Feature #1807
RCP: X.X, TreeTagger extension, train failed with incomplete lexicon
Status: | New | Start date: | 06/08/2016 | |
---|---|---|---|---|
Priority: | Normal | Due date: | ||
Assignee: | - | % Done: | 0% |
|
Category: | Commands | Spent time: | - | |
Target version: | TXM Palafra 3.0 |
Description
We want to train fro2.par with BFMGOLD2 and frolex-tt.tsv
TreeTagger fails with message :
TRAIN : BFMGOLD2 with /home/alavrent/LemmatisationTXM/frolex-tt.tsv to create fro2.par with properties [pos, frolemma] TT SRC file: /home/alavrent/TXM/corpora/BFMGOLD2/treetagger/BFMGOLD2.tt Warning, lexicon errors (20) found with words: Quil=[] tres=[] Amen=[] dune=[ADVint] o=[] fors=[] Dum=[ADVint] buver=[] »=[] Dumne=[ADVint] ... errors display is trucated, see /home/alavrent/TXM/corpora/BFMGOLD2/treetagger/errors.txt Adding words to a temporary lexicon: /home/alavrent/LemmatisationTXM/frolex-tt.tsv.fix Running ERROR: Missing lemma in line 579 Process exited abnormally with code 1 at Friday, 15 July 2016 /home/alavrent/Software/TreeTagger/bin/train-tree-tagger -quiet -st PONfrt -utf8 /home/alavrent/LemmatisationTXM/frolex-tt.tsv.fix /home/alavrent/TXM/corpora/BFMGOLD2/treetagger/openclasses.txt /home/alavrent/TXM/corpora/BFMGOLD2/treetagger/BFMGOLD2.tt /home/alavrent/fro2.par Done: /home/alavrent/fro2.par
Diagnostics¶
- what is the 'frolemma' parameter used for? Is the learning process supposed to access some lemma property in the gold corpus?
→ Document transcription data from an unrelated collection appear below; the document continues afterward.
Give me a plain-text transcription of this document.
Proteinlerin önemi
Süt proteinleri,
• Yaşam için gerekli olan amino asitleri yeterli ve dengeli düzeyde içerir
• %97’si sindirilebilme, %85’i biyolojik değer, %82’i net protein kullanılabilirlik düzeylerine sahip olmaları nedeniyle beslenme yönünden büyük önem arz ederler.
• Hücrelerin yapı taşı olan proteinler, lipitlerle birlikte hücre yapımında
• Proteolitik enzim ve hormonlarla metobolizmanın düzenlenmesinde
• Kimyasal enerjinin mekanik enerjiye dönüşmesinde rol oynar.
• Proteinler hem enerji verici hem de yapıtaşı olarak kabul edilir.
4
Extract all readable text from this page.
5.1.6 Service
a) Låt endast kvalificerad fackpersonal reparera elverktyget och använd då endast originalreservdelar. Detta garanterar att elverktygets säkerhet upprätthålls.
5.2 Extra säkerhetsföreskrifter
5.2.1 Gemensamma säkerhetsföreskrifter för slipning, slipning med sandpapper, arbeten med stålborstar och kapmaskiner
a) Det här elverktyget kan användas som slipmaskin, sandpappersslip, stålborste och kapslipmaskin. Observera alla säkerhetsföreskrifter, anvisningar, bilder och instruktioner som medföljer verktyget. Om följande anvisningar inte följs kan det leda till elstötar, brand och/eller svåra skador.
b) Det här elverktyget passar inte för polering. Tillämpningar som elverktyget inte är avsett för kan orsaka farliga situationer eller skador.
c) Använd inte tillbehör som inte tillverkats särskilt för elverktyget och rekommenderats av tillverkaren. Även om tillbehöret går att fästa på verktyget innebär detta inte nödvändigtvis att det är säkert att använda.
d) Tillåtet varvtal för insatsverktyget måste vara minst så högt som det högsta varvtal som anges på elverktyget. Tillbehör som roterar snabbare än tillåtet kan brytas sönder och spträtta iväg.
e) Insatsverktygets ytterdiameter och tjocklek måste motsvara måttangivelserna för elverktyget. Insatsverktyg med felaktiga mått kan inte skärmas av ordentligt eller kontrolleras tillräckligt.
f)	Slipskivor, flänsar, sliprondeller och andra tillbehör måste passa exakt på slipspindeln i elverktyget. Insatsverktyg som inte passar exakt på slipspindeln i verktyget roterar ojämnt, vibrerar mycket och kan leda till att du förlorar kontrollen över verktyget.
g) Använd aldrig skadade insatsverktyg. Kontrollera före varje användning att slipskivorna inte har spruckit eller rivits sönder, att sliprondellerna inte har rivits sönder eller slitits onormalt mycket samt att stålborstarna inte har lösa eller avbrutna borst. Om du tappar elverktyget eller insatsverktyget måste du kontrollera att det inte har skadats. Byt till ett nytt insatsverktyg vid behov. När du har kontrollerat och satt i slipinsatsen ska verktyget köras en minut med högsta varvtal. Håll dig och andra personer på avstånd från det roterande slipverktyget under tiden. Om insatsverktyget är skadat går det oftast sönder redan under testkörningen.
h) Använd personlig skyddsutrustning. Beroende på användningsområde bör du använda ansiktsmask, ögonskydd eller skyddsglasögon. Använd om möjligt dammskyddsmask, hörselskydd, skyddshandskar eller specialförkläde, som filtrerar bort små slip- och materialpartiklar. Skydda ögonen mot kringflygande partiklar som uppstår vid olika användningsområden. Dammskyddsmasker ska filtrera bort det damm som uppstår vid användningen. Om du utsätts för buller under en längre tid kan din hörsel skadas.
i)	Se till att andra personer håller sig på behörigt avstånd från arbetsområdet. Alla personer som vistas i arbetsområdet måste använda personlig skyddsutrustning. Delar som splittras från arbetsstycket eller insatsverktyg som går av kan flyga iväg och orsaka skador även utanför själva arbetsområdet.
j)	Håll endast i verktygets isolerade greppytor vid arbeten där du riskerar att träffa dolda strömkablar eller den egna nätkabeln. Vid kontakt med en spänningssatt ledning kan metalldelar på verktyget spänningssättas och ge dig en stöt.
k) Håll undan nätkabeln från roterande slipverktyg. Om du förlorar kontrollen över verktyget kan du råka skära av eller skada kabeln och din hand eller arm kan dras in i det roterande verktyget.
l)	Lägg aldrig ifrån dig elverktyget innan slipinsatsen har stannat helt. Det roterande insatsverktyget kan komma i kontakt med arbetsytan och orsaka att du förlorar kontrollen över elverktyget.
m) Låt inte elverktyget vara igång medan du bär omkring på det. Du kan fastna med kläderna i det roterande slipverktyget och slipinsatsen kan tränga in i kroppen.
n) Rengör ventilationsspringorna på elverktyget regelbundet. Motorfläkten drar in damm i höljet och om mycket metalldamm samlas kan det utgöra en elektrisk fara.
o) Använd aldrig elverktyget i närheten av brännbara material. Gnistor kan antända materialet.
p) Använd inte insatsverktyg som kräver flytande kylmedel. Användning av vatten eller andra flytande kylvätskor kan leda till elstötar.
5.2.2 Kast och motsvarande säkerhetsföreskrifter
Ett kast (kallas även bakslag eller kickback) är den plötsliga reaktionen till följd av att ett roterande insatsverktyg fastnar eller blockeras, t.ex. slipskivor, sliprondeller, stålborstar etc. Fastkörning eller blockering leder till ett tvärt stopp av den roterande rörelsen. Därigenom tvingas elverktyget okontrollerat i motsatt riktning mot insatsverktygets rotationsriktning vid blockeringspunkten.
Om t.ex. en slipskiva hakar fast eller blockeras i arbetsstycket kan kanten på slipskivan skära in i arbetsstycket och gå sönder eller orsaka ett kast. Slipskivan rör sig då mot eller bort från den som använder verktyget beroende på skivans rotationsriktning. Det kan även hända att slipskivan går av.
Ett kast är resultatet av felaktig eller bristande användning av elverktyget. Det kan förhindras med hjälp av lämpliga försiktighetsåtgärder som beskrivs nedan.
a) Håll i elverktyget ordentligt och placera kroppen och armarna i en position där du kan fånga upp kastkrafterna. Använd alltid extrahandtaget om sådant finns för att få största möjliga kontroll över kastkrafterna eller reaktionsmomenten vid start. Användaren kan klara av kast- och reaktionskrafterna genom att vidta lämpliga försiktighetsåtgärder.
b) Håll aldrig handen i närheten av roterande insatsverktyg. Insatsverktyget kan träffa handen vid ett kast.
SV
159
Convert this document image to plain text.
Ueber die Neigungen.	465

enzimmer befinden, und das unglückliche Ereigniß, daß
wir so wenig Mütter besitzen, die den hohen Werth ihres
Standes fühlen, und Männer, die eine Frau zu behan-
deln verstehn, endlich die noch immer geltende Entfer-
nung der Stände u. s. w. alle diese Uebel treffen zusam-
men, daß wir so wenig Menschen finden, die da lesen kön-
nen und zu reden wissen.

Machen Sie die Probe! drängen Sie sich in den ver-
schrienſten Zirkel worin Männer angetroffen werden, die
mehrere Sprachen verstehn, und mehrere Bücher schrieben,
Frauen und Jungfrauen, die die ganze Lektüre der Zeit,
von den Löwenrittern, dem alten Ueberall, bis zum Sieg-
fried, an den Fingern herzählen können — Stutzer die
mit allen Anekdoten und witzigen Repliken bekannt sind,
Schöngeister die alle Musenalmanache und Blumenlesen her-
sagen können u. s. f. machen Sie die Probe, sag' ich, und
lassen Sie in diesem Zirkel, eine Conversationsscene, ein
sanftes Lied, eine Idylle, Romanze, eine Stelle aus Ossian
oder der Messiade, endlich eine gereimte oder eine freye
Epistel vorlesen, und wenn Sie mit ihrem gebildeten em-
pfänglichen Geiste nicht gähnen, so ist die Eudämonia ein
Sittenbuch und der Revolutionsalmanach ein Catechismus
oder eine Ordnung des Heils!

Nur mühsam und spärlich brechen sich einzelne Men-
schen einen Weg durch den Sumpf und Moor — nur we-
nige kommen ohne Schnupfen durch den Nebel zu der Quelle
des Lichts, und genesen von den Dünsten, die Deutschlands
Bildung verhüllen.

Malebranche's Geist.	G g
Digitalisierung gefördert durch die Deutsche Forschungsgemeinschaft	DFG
- lexicon errors come from upstream conversion errors which come from upstream incorrect pos values -> we must display conversion errors during the conversions process: example "unknown from tag value: 'PONffbl'", "unknown from tag value: 'PONfbl '"
Solution¶
Update frolex-1.0.tsv to frolex-2.0.tsv using BFMGOLD form+pos[+F].
Add a lexicon check step before training TreeTagger.
History
#1 Updated by Matthieu Decorde over 7 years ago
- Description updated (diff)
#2 Updated by Alexey Lavrentev about 7 years ago
- Description updated (diff)